Economics is the Greek term for the management of the household. To economize is to get the most for the least amount of effort. In today's world, these two terms have been turned upon each other in a battle between healthy households and savvy speculators.

Those looking to economize have taken the term literally, buying and selling real estate for an easy profit with little real effort or risk. Their main skill is engaging in a speculative study of households. Speculators understand that communities who benefit from new public infrastructure or the existence of a creative arts scene will soon draw added attention. This attention is delivered as a free lunch to landowners via rising property prices.

In the meantime, households are too busy working to notice that it now requires two income earners to meet the demands for an average mortgage in many countries. Households are led to believe There Is No Alternative.

Fannie Mae has recently taken to economize by bulk selling foreclosed homes by the thousands to large investors. Investors receive a group discount, for which they are expected to use repairing derelict properties to put on the market.

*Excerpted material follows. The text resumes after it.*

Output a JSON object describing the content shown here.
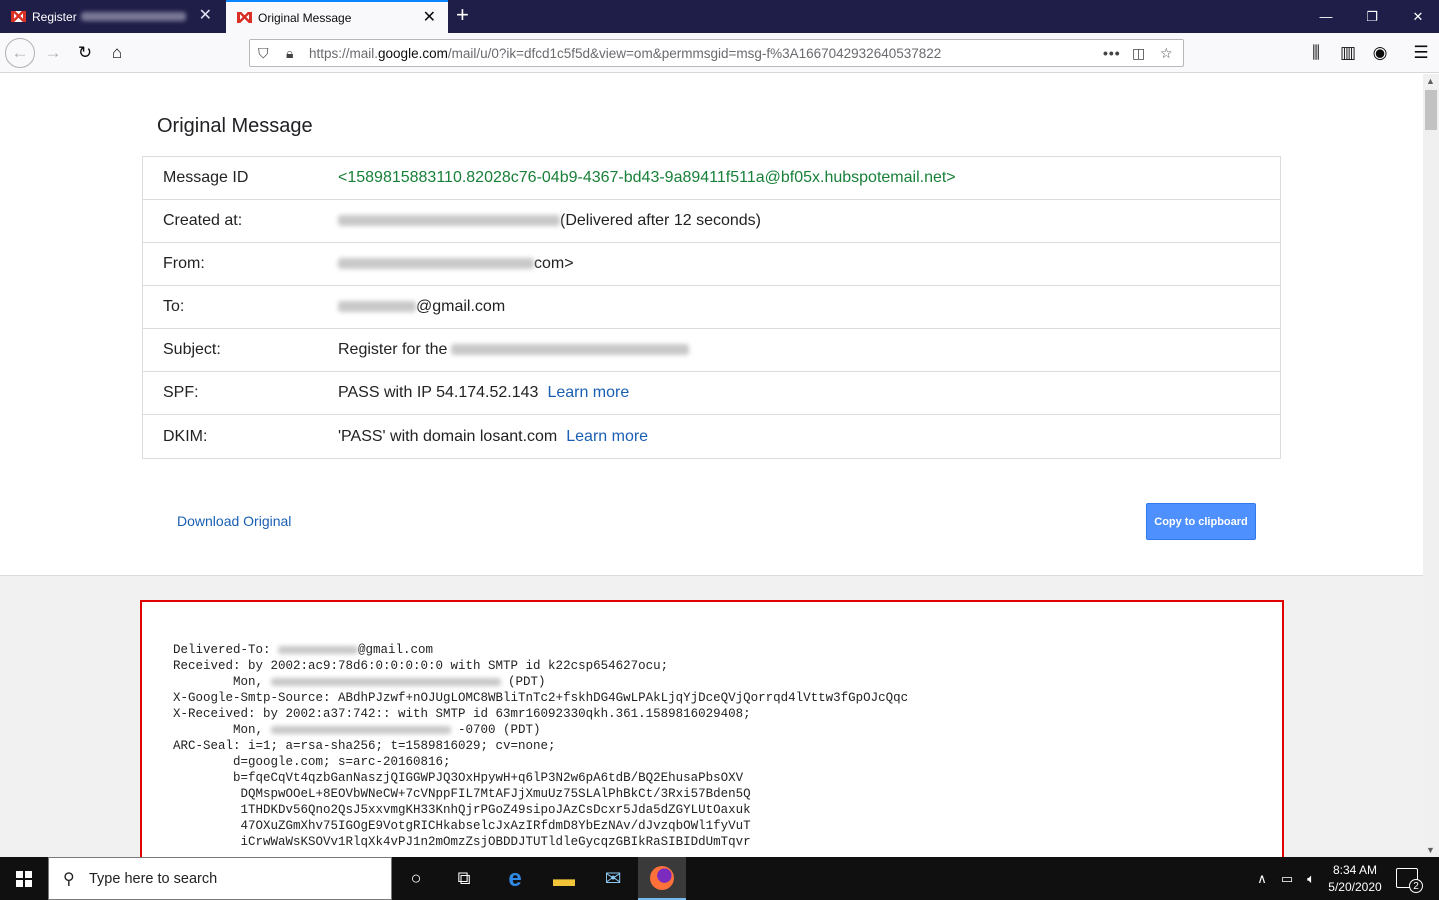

This is a contradiction in economic behavior. It is well known in the upper echelons that the land is what goes up in value, not the house. There is little motivation to renovate. These mega landlords, the over-lords of so many people's lives, will in effect drip feed the market by holding Real Estate 4 Ransom ( http://realestate4ransom.com/ ) to maintain rising property prices. They know that the land will go up in value over time, so the use of houses by families matters little. The cover story has been that the majority of such sales will be sold as occupied units. What will happen with the remaining foreclosures, many of which are vacant?

It is now cheaper to buy than rent. According to Deutsche Bank ( http://pragcap.com/rent-to-own-shows-the-buy-high-sell-low-mentality-of-investors ) , the rent-buy ratio is at a record 114%, and above 100% for the fifth consecutive month. With manufacturing wage levels decimated during this Great Recession, savings possibilities are minimal. Workers have been crunched with both lower wages and higher rents. The drip feeding of houses to the market will ensure this situation continues.

The banks have been bailed out. Now it's the property speculators turn. Chicago's Pritzker family ( http://revcom.us/a/150online/fitch_speech-en.html ) will be rubbing their hands together. The Great American Dream is being locked up for the 1%.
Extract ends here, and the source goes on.